7. Encourage NAMA to license developers to build out sites in strategic areas in its portfolio
This is a repeat of a successful scheme carried out in Dublin in the 1970s and 1980s. NAMA licences a site for a builder to develop, allowing their concentration and funds to be devoted to the building itself, then selling the land cost on to them only at completion. This allows NAMA to received some of the benefit of increased land values rather than have to sell bare sites at low values.
8. Introduce a Local Property Tax exemption for people ʻtrading- downʼ to smaller units to increase the availability of second hand homes
The SCSI proposes a system to incentivise older homeowners to trade-down from their large homes, such as a Property Tax exemption. In my mind this is a very minor concession that will have very little bearing on a couple leaving their lifelong home. The main issue here is again about supply, the supply of good quality alternative accommodation for retirees and older couples so that they look forward to downsizing from their comfortable large homes into smaller accommodation, not just tiny 2 bed apartments and pokey townhouses.
9. Introduce a Revolving Infrastructure Fund (RIF) to finance infrastructure provision upfront before development
Again basing it’s ideas on the UK, RIFs have been used to support large developments by funding the infrastructure requirements up front, green lighting the way for builders to break ground, while the funding is returned at completion.
10. Greater action needed on reducing the number of mortgages in arrears, particularly in the ʻBuy to Letʼ sector.
Surprisingly, the SCSI supports hesitancy to repossess properties in arrears, treading the fine popular line. Instead it directs it’s attention to the banks and making it their responsibility to reduce the number of accounts in arrears. They fail to say how to resolve the current issue, only how to avoid it again in the future.
We are sure they will support this week’s news that Bank of Ireland are putting 1,500 homes on the market to fund a €250 million development lending fund. That is more of what we need to get the market moving efficiently again.
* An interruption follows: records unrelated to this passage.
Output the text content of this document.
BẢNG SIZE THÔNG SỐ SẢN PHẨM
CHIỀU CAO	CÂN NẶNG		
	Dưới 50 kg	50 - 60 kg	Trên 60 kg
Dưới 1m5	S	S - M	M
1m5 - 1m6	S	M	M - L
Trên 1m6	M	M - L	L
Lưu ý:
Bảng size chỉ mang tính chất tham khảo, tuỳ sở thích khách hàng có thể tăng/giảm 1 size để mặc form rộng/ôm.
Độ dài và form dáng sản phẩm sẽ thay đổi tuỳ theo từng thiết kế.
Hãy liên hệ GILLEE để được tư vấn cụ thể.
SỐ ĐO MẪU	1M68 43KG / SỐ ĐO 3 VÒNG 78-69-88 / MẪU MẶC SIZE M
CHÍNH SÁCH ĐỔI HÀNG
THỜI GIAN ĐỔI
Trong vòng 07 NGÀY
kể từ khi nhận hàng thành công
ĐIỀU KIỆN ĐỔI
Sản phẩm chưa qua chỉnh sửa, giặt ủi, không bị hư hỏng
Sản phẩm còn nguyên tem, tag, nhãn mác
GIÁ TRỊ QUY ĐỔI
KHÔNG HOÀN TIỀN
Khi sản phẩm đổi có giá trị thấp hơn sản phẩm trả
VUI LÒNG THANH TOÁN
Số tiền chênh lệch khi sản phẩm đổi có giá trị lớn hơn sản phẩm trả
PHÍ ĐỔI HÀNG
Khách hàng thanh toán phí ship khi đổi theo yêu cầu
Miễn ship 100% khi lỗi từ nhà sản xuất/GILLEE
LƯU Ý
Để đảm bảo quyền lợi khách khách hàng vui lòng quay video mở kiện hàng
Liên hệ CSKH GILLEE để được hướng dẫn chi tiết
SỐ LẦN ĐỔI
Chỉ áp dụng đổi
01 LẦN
Overall, in our opinion this is a fair advisory statement but weak in some areas in the application. The comparison to the UK is partly fair to make, they are the best basis for us to compare notes, but the UK market is very different from here.
Many parts of the South of England have bounced back tremendously since the bust, almost to the point it was barely a blip. House prices there are significantly higher than even many Dublin suburbs, making the viability of large scale developments far more assured. When construction costs are broadly similar between countries, the magic figure to make a scheme viable is a house price of between €300,000 and €400,000. Only a handful of Dublin postcodes are back to those levels compared to vast swathes of the UK.
Many of the SCSI’s points are crucial to the recovery of the Irish market. Funding small developments on a local level, masterplanning and facilitating large scale developments (i.e. 1,000 units plus) for more national needs, and using tax and planning processes to make the sector more viable again will help us all.